Humoriste à temps plein, Djely Moussa Kouyaté est convaincu que c’est seulement la formation qui permettra à l’humour d’obtenir ses lettres de noblesse au Mali. Diplômé de l’École nationale de l’humour du Canada, après sa maîtrise en philosophie et un master 2 en marketing et communication, ATT Junior nous parle de son parcours, de ses projets et de « notre humour ».
D’où vient le surnom ATT Junior ?
Lors de mon passage dans l’émission « Éclats de rire » de l’ORTM, j’ai imité le Président de l’époque, Amadou Toumani Touré ATT. En la diffusant, les réalisateurs ont choisi de sous-titrer ATT Junior, un nom que je porte depuis et qui m’a porté chance quelque part. Cela en a amené certains à me suivre et à découvrir ce que je fais. Depuis, je fais d’autres types d’écriture. L’imitation a été un point de départ, mais j’ai découvert d’autres choses, aussi belles et intéressantes, dans l’humour.
Comment êtes-vous arrivé à l’humour ?
Je fais du stand up, un art urbain créé aux États Unis par des élèves rejetés par le Conservatoire. Ils sont allés avec leur micro dans la rue et ont imposé leur style. Mais ces humoristes ont fini par trouver le temps de leur prestation court. Ils l’ont donc prolongé à une ou deux heures au lieu de cinq minutes, en forme de one man show. Le stand up peut être observé et suivi lors d’une formation. J’ai eu la chance d’obtenir un diplôme de l’École nationale de l’humour du Canada où l’on acquiert une formation de formateur.
À l’école nous avions une formation de théâtre, incluse dans le programme de l’établissement. Une matière à part entière, à laquelle j’ai pris goût. J’étais toujours premier. L’envie venue de là, mais mon premier professeur de théâtre, c’est mon père, qui a fait du cinéma aussi. Je m’inspirais de lui en reprenant ses blagues, ensuite je lui demandais conseil. C’est en 2003 que j’ai choisi de faire du stand up, parce que l’on n’a pas besoin d’attendre les autres pour jouer, comme au théâtre.
Vivez-vous de votre art ?
Oui, c’est le métier que je fais à plein temps. Je suis marié, j’élève mes enfants, j’ai construit ma maison… Aujourd’hui, je rends grâce à Dieu, mais pour demain j’ai peur. Si on ne professionnalise pas ce domaine, il va disparaître chez nous d’ici quelque temps. L’humour a évolué, il faut s’adapter et se former.
Existe-t-il un humour africain ou malien… ?

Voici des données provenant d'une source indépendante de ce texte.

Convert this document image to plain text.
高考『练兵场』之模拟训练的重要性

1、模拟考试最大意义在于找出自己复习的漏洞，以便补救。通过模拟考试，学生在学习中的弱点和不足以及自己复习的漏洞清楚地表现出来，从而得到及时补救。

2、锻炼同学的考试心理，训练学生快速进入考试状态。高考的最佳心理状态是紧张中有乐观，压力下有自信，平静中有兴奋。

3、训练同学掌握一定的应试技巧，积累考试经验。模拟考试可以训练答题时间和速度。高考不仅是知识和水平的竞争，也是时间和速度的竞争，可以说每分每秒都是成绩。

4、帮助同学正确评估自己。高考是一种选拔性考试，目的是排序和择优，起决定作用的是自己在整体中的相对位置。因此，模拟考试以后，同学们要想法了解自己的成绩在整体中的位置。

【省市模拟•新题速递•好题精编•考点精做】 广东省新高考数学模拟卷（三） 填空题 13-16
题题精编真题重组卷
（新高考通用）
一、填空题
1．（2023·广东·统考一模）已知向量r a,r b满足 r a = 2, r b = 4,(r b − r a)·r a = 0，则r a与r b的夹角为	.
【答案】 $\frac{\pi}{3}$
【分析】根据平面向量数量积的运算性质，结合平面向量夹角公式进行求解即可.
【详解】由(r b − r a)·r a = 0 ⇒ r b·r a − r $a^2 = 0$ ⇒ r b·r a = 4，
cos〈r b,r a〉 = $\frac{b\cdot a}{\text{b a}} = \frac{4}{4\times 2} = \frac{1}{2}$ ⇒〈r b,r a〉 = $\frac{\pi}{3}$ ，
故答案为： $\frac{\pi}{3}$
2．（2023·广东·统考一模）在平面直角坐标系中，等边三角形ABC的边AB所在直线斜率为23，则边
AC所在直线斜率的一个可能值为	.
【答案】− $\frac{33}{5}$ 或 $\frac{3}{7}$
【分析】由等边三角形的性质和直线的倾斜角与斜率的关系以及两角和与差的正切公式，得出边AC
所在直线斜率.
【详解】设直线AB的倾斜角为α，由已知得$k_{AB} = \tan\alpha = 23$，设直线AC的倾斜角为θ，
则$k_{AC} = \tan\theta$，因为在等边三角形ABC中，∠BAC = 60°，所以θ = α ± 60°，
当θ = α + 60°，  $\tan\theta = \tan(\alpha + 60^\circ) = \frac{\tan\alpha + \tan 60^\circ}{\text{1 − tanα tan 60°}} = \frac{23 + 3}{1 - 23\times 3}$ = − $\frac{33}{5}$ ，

L’humour est culturel. Nos réalités ne sont pas les mêmes. Ce qui fait rire ici ne fait pas forcément rire ailleurs. Mais nous apprenons que nous pouvons puiser dans chacune des cultures pour faire rire. Il y a des thèmes qui intéressent tout le monde, comme la pauvreté, la scolarisation des filles, …
Comédien, humoriste, acteur, chroniqueur… Avez-vous envie de vous spécialiser ?
Quand on fait du stand up, on travaille avec plusieurs personnes, qui ont plusieurs spécialités. Des personnes qui apportent chacune leurs connaissances dans le spectacle. À force de travailler avec un ingénieur de son, un réalisateur, un chroniqueur, on apprend de tous ces métiers. Si je devais me spécialiser, je serais réalisateur. Je rêve de faire des films avec des effets spéciaux au Mali.
Quels sont vos projets?
J’ai donné un spectacle le 20 avril dernier à Paris. Ce n’était pas pour la communauté malienne, j’ai décidé de jouer pour la France. Un succès. Le spectacle, intitulé « Aller retour », a été bouclé à Bamako le 3 mai avec d’autres humoristes, afin de partager la scène pour contribuer à l’essor de la culture, selon ma philosophie. Un autre projet est un grand festival, que je prépare pour bientôt.
Je suis en train de mettre sur pied un spectacle gratuit à Bamako, prévu pour le 26 juillet, pour la paix et la réconciliation. Chacun contribue à sa manière à construire ce pays et ma bouche est une arme qui guérit et qui fait rire.
Je dois me rendre aussi en France pour la Nuit du Mali et au Canada pour le « Rire à Montréal ». Je suis également sur le tournage de Ma Grande famille et je prépare une nouvelle série. Je donne aussi une formation gratuite à des jeunes sur ce que j’ai reçu.
Comment se porte l’humour malien ?
Ça n’évolue pas. Il faut faire la différence entre faire des vidéos et faire un spectacle. Sans formation, les jeunes n’iront pas loin. Et si nous ne travaillons pas, il n’y a pas d’avenir.